The anaphylatoxin C5a is a potent trigger for basophil degranulations, but in contrast to IgE-dependent basophil activation, it does not result in the synthesis of sulfidoleukotrienes (leukotriene C4/D4/E4). Thus, degranulation and the generation of lipid mediators are separately regulated cellular responses. Exposure of human blood basophils to the cytokine IL-3 alone does not induce the release of histamine in cells from most donors and never leads to the generation of LTC4, indicating that IL-3 is not a direct agonist for basophil mediator release. However, preincubation of basophils with IL-3 enhances the degranulation response to C5a. Most importantly, IL-3 "primes" basophils to release large amounts of leukotriene C4 after challenge with C5a (mean of 50 gp LTC4 per nanograms cellular histamine), while neither peptide alone is capable of inducing the formation of bioactive lipids. This effect is dose dependent, occurring at IL-3 concentrations considerably lower than are required to stimulate the growth of bone marrow progenitor cells. IL-3 affects the extent but not the time course of basophil degranulation, and leukotriene release of cells sequentially exposed to IL-3 and C5a occurs very rapidly concomitant with degranulation. A preincubation of the basophils with IL-3 is strictly required for C5a-induced LTC4 synthesis, but not for an enhancement of degranulation. Priming for C5a-induced lipid mediator generation occurs rapidly after exposure of the cells to IL-3, starting at 1 min and reaching maximal effects at 5 min, but this altered state of responsiveness is relatively long lasting. Cell fractionation studies indicate that the basophil is the source of lipid mediators and that IL-3 affects the basophil response directly. This study demonstrates that IL-3 is a potent modifier of effector functions of mature basophils; this is possibly of greater in vivo significance than its growth factor properties. The large amounts of LTC4 formed after triggering of IL-3-primed basophils may not only enhance but also qualitatively change the pathophysiological consequences of complement activation, and this might be important in the pathogenesis of immediate type hypersensitivity reactions, shock syndromes, and inflammation.

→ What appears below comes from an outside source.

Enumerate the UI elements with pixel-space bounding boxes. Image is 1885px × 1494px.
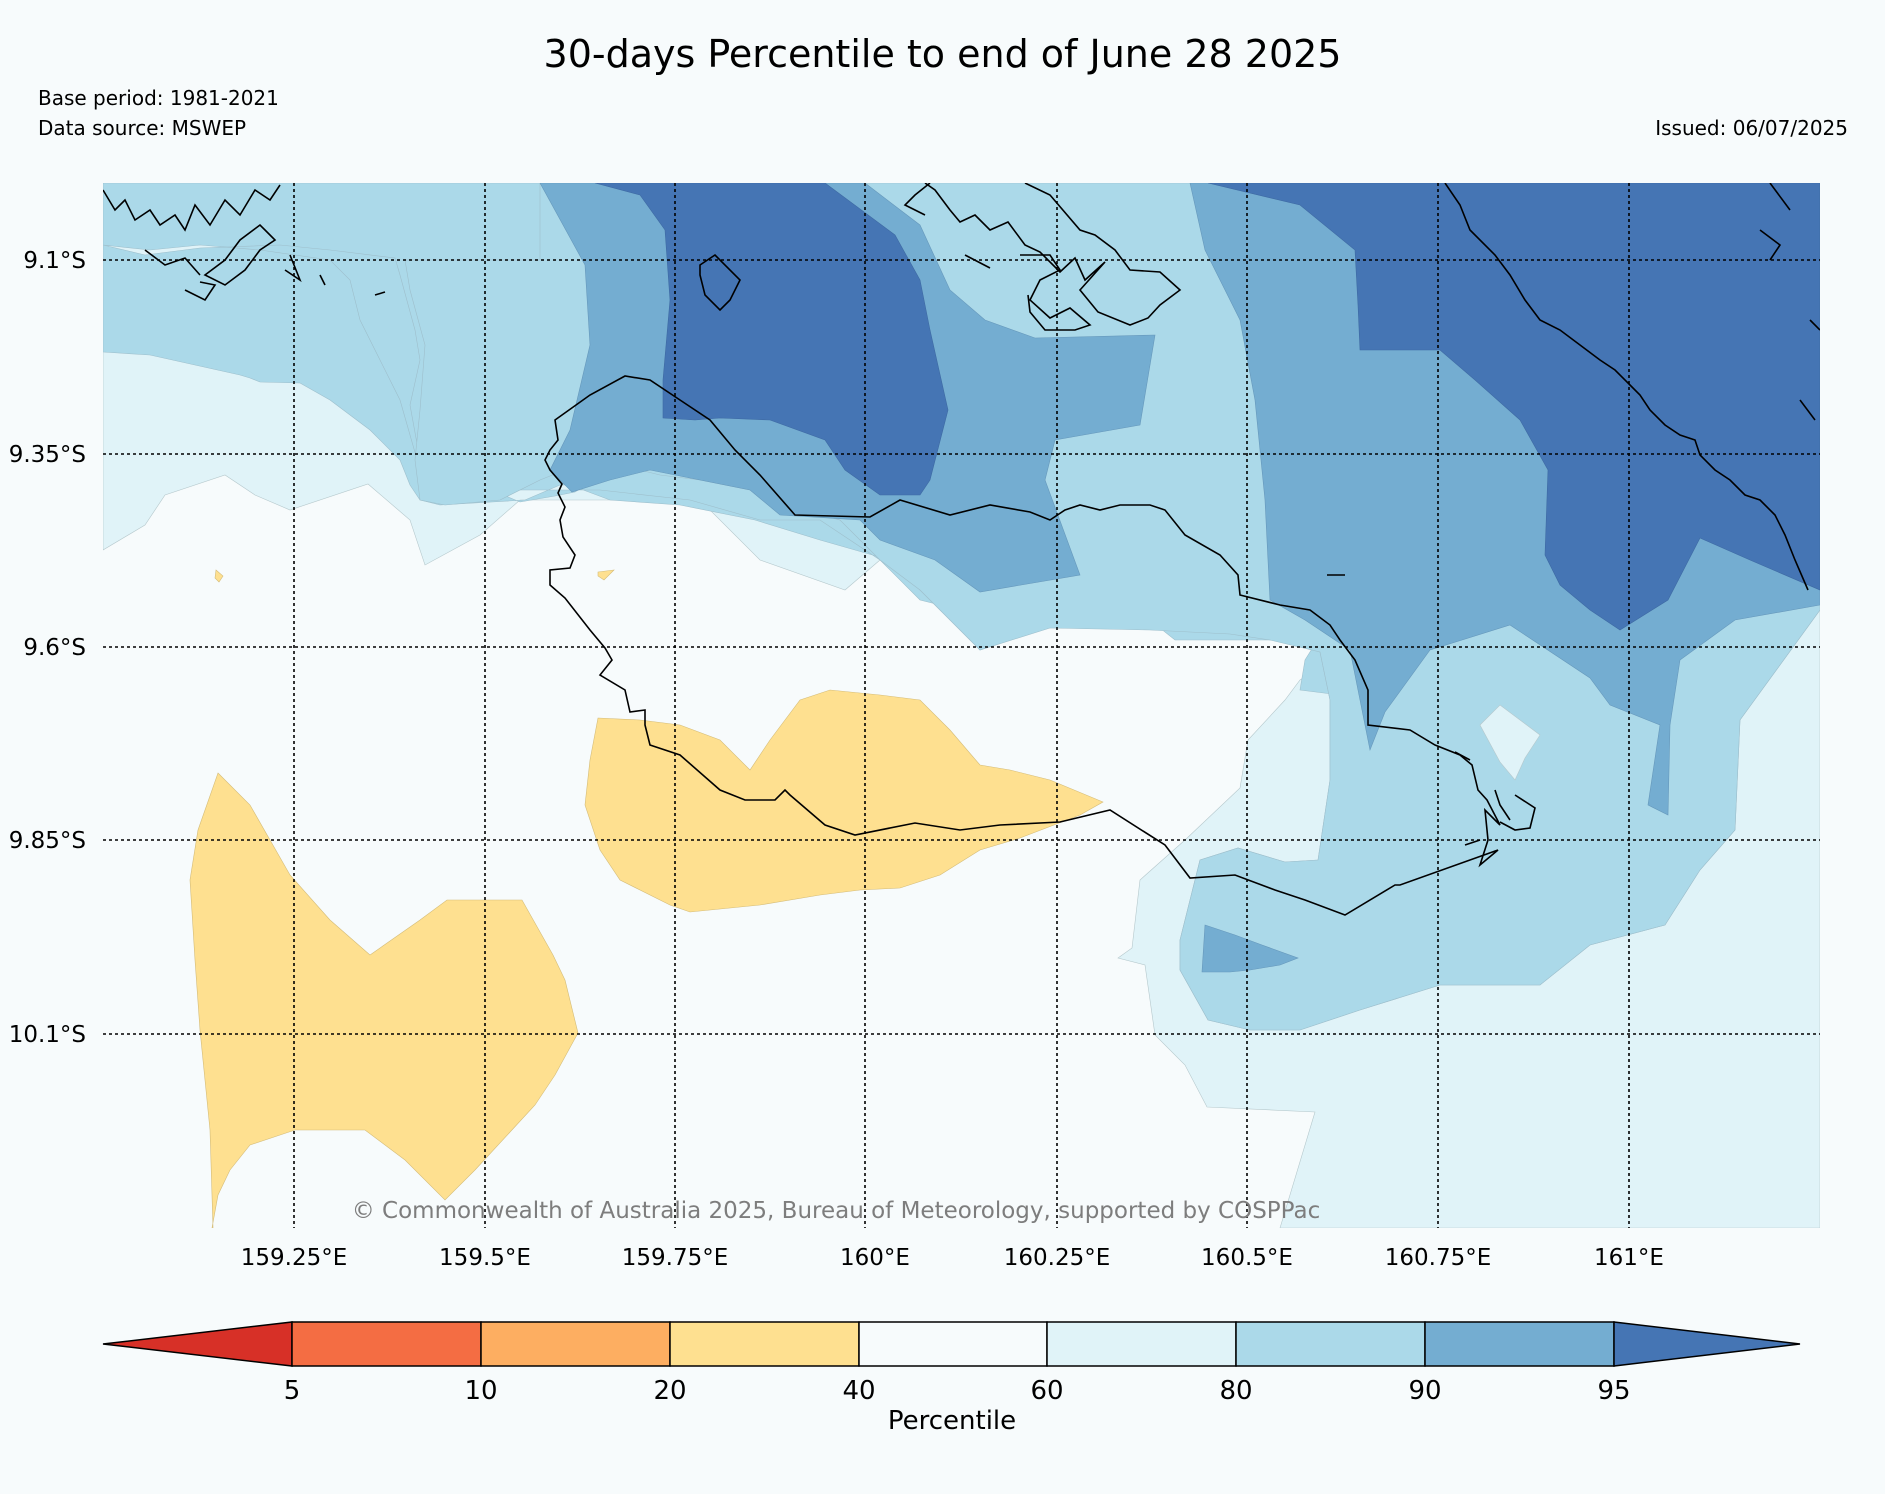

过敏毒素C5a是嗜碱性粒细胞脱颗粒的有效触发因素,但与IgE依赖的嗜碱性粒细胞激活不同,它不会导致硫代白三烯(白三烯C4/D4/E4)的合成。因此,脱颗粒和脂质介质的产生是分别调节的细胞反应。单独将人血嗜碱性粒细胞暴露于细胞因子IL-3不会诱导大多数供体的细胞释放组胺,也不会导致LTC4的产生,这表明IL-3不是嗜碱性粒细胞介质释放的直接激动剂。然而,用IL-3预孵育嗜碱性粒细胞可增强对C5a的脱颗粒反应。最重要的是,IL-3使嗜碱性粒细胞“致敏”,使其在受到C5a刺激后释放大量白三烯C4(每纳克细胞组胺平均为50 gp LTC4),而单独的两种肽都不能诱导生物活性脂质的形成。这种效应是剂量依赖性的,在比刺激骨髓祖细胞生长所需浓度低得多的IL-3浓度下就会出现。IL-3影响嗜碱性粒细胞脱颗粒的程度,但不影响其时间进程,依次暴露于IL-3和C5a的细胞的白三烯释放与脱颗粒同时非常迅速地发生。用IL-3预孵育嗜碱性粒细胞是C5a诱导的LTC4合成所必需的,但不是增强脱颗粒所必需的。在细胞暴露于IL-3后,对C5a诱导的脂质介质产生的致敏作用迅速发生,从1分钟开始,在5分钟时达到最大效果,但这种改变的反应状态持续时间相对较长。细胞分级分离研究表明,嗜碱性粒细胞是脂质介质的来源,IL-3直接影响嗜碱性粒细胞的反应。这项研究表明IL-3是成熟嗜碱性粒细胞效应功能的有效调节剂;这在体内可能比其生长因子特性具有更大的意义。IL-3致敏的嗜碱性粒细胞被触发后形成的大量LTC4不仅可能增强补体激活的病理生理后果,而且可能在质上改变其后果,这在速发型过敏反应、休克综合征和炎症的发病机制中可能很重要。